One of the bigger challenges with anything having to do with software-as-a-service (SaaS) applications is how quickly they can sprawl out of control. Before most organizations realize it they wind up with multiple silos of SaaS applications that are even more difficult to integrate than traditional enterprise applications.
Obviously, this situation is creating an opportunity for vendors to create any number of services that are designed to seamlessly integrate all those SaaS applications. The latest of these offerings comes from the fertile mind of Roger Sippl, the founder of Informix Software. Sippl and colleagues are beta testing Connection Cloud, a service that leverages cloud connectors to invoke the APIs of any number of SaaS applications.
According to Sippl, what makes Connection Cloud unique is that it creates a structured virtual SQL database to make it easier to access data stored in multiple SaaS applications.

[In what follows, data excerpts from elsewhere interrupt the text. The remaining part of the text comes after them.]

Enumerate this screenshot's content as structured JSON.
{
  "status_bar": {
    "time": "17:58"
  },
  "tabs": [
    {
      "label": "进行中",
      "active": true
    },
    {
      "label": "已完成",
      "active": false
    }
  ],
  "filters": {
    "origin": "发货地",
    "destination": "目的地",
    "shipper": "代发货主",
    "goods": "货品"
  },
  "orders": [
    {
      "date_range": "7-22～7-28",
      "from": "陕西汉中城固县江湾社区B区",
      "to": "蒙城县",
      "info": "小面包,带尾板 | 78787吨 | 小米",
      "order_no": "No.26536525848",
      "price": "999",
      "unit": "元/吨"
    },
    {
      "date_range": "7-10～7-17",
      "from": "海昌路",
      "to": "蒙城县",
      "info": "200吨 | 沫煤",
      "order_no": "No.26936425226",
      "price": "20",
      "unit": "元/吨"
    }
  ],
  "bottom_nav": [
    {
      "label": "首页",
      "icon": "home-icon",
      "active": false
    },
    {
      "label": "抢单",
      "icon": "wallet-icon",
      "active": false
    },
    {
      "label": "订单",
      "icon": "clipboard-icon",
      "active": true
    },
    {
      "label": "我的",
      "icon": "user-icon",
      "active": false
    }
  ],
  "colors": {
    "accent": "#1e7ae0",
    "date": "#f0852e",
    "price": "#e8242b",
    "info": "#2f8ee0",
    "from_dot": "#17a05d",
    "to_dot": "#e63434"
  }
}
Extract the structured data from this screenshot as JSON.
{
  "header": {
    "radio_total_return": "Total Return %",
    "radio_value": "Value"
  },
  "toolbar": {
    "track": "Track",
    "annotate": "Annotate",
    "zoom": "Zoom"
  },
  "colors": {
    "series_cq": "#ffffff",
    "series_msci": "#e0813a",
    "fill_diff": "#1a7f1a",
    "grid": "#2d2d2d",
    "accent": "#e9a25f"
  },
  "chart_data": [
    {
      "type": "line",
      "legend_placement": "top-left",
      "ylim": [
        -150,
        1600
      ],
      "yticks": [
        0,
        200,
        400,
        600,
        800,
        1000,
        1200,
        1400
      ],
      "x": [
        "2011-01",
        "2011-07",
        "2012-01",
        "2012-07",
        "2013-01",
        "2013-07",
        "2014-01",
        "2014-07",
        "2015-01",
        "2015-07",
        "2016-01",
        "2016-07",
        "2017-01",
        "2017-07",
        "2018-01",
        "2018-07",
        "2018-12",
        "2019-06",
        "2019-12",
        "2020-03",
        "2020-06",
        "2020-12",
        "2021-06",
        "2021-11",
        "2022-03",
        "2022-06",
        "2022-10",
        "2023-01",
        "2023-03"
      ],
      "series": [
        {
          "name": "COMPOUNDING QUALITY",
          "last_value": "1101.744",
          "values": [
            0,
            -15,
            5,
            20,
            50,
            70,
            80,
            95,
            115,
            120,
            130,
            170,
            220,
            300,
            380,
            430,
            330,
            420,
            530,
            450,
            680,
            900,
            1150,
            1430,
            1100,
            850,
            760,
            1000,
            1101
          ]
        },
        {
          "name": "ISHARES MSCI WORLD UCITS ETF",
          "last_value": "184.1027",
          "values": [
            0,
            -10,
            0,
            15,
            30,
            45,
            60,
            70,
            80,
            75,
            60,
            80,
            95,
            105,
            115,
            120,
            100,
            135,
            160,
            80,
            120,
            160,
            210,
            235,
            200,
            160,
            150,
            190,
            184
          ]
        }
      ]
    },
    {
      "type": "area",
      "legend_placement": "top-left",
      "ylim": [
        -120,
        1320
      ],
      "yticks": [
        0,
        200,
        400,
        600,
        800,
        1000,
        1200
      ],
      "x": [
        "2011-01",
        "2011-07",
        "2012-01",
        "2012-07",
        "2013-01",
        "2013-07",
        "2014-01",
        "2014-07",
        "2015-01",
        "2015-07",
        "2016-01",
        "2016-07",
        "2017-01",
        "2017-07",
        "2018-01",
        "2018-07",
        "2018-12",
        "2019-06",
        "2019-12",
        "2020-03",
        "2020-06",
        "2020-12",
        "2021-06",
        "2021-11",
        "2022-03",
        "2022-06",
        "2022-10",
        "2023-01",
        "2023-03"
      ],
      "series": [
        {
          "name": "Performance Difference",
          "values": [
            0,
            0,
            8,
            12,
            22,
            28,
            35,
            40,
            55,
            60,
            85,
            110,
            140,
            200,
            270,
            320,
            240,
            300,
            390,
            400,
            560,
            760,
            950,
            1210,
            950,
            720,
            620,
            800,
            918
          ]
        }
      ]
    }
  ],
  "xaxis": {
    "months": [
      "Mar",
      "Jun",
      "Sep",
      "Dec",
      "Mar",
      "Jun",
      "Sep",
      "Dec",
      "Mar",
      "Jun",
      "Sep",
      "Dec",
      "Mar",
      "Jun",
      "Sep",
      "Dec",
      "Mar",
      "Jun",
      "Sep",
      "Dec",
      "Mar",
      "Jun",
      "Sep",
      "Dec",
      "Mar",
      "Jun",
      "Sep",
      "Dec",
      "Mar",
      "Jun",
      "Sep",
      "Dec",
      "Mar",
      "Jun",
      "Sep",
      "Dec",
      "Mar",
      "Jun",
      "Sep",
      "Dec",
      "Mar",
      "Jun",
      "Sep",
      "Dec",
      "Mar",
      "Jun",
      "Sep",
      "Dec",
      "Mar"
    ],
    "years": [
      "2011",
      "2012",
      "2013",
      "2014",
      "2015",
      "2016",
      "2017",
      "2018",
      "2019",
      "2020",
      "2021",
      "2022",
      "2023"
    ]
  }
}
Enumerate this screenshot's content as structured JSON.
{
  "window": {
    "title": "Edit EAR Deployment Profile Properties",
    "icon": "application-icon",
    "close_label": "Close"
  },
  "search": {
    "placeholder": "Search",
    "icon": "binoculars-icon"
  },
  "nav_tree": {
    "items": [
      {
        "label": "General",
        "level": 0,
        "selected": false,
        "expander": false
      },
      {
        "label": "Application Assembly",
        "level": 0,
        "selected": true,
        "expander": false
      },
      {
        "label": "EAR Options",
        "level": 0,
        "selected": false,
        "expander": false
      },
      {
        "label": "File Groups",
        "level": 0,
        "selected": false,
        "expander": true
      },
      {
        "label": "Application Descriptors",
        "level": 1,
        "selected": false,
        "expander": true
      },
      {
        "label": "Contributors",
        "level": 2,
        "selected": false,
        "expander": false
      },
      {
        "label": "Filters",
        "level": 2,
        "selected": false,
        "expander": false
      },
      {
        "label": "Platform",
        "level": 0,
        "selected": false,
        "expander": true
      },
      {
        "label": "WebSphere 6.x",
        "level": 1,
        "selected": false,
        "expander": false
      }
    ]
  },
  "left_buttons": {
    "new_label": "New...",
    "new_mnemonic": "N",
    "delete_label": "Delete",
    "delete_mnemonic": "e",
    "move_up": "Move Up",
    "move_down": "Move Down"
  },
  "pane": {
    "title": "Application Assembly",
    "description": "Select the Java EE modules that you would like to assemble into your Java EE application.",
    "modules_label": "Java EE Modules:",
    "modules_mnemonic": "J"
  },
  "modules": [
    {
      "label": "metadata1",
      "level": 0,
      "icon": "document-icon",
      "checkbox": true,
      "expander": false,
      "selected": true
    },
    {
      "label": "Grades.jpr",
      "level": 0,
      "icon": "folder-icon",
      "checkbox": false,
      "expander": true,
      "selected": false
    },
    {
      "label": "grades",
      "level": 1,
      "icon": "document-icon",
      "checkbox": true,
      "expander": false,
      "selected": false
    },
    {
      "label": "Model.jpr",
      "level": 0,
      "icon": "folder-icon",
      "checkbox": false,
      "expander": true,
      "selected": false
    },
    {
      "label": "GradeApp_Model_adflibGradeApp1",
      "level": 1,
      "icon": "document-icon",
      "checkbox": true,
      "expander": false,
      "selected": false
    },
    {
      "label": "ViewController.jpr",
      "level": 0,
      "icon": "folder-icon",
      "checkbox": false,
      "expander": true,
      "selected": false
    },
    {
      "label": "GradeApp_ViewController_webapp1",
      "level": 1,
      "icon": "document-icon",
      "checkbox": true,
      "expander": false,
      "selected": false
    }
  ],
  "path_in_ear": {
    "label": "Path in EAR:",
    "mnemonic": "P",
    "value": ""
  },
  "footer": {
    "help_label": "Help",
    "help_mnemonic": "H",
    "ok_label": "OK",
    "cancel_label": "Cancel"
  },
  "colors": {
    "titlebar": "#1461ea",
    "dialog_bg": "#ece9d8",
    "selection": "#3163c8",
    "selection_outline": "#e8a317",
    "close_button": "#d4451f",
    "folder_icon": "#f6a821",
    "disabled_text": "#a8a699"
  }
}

One of the first beta users of Connection Cloud is Yellowfin, a provider of business intelligence software. According to Yellowfin CEO Glen Rabie, Connection Cloud makes each SaaS application appear as a database table. That makes it easy for a BI application to treat those applications as just another data source. In effect, Connection Cloud turns Yellowfin BI software into a composite application, says Rabie.
Connection Cloud competes with rival services provided by companies such as Informatica Cloud, Dell Boomi and Mulesoft CloudHub. In fact, Informatica today released the summer update to Informatica Cloud, which now includes support for integration templates that can be dynamically invoked at run time.
According to Darren Cunningham, vice president of cloud marketing for Informatica, Informatica Cloud differs from services such as Connection Cloud in that Informatica addresses not only the integration challenges associated with SaaS applications, but also on premise applications. The latest release of Informatica also adds support for integrating Eloqua, Workday and Netsuite applications along with traditional Web Services interfaces. The Informatica Cloud Connector Toolkit also adds a new advanced hierarchical data modeling capability, which allows applications with complex object relationships to make use of new data integration scenarios.
To one degree or another all these services are examples of data virtualization. Rather than being overly concerned with what data resides where and in what form, the future of data integration is going to be a lot more transparent. That obviously offers a lot of promise when it comes advancing the cause of data integration, which when you think about it is at the heart of all things programmable on the Web.